I write a few scripts in R and Python. Some of these are released along with particular publications (see Publications page). Others are here. Feel free to try them out, modify them, and re-publish them. I hope that some of these scripts will be useful to other people.
Click on the icons next to the script to download them. Some of the scripts have readme's and example files and can be run without knowing any programming, for others you'll need to know a tiny bit of either Python or R to use them.
Python
- Get Taxonomy
- This script can be used to search the Entrez Taxonomy database for the taxonomy of a given species. Names of species are supplied in a text file, and the script is then run from the command line. Note that Entrez taxonomy is not always (or even often, ahem) totally reliable. Still, the script can be useful for many things... The python icon links to a zip file with the script, instructions for using it, and example input and output files.
- GeneFinder
- This script accompanies the paper: "Estimating phylogenies for species assemblages: a complete phylogeny for the past and present native birds of New Zealand." The paper describes an approach to building molecular phylogenies for species assemblages (otherwise known as community phylogenetics). The script was central to our efforts to estimate the tree of all the NZ birds. To use it, just open up the .py file in a text editor, and have a read. You need a list of taxon IDs from GenBank, and a list of search terms, and the script will go and look for those search terms within those taxon IDs.
- Generate Submodels
- I've been working on models of DNA sequence evolution (like the GTR family of models). I needed a way to generate all the submodels of a given model (like all the submodels of the GTR model, of which there are 203). This script contains functions to generate those submodels, and uses a neat little recursive algorithm to do it (thanks in large part to help from Brett Calcott). The script uses notation that will be familiar to users of HyPhy or GARLI-PART. In this notation, the rate parameters of a model of sequence evolution are represented as a string of digits. So the GTR model family are all represented by six digit strings. If digits are the same, then those rate parameters are forced to be equal. So, the GTR model (6 rate parameters which can all differ) is designated by the string '012345', and submodels of the GTR model are designated using six digit strings with less than six different digits. For instance, the the JC model (all six parameters equal) looks like this "000000". This notation can of course be extended to families of models with more than 6 possible parameters (but be careful - the number of possible submodels can get very big).

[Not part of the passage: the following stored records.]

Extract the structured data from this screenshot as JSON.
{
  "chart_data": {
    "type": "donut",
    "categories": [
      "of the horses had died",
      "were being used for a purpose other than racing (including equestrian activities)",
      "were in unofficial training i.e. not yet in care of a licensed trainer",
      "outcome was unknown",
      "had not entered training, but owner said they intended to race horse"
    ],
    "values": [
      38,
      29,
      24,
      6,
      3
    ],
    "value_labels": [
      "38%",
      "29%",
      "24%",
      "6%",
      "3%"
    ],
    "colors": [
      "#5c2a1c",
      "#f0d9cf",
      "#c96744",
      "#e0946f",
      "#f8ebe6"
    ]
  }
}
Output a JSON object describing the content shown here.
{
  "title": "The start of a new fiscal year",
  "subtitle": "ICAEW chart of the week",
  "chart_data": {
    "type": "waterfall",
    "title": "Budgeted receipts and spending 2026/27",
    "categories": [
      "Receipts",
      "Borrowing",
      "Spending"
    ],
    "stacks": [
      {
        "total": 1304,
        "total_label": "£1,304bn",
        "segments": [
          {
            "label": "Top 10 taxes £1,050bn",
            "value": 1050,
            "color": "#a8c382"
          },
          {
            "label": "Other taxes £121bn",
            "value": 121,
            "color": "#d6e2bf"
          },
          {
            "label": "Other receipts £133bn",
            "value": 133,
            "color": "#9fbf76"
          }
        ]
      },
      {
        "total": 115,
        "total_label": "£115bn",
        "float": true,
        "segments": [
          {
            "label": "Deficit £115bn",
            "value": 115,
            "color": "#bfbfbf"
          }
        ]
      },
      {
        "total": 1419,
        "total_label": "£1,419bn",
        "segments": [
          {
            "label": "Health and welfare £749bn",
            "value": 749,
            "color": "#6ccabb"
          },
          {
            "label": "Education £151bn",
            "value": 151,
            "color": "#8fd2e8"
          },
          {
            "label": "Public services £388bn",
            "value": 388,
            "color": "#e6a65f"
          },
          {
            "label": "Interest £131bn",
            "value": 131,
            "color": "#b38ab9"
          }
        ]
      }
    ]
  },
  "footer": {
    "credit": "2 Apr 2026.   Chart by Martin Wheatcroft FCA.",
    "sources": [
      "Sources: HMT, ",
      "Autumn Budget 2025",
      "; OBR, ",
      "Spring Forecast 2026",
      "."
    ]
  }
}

- Generate Permutations of local clocks
- This script accompanies the paper "The local-clock permutation test: A simple test to compare rates of molecular evolution on phylogenetic trees". The paper describes a method for comparing the rates of evolution estimated from sets of branches on a phylogenetic tree (local clocks). This test is statistically preferable to the often-employed Likelihood Ratio Test. Detailed instructions on how to use the script are provided in the script itself. The script takes as input a tree with branch labels in PAML format, and produces permutations of those labels on that tree which can be analysed in PAML.
- Get Longest Genbank ID
- This script searches through GenBank for the longest accession (i.e. most base pairs) that matches a particular set of search terms. You can provide a list of TaxonIDs, and the script will return the longest accesssion for each one. The script is far from perfect, but I use it as a first step when building large supermatrices. Example files are provided.
- Replace Leading and Trailing Sequence Gaps with N's
- There was a recent request on Evoldir for a script to replace the leading and trailing gaps of sequences with 'N's'. That's what this script does. For simplicity, I've avoided using anything that might be a pain to install (like BioPython), so this script should run with almost any version of Python installed. Also, it should be fairly easy to edit to make it do different things, even if you've never written a script before. The script will only work on Fasta alignments (but that would also be simple to change).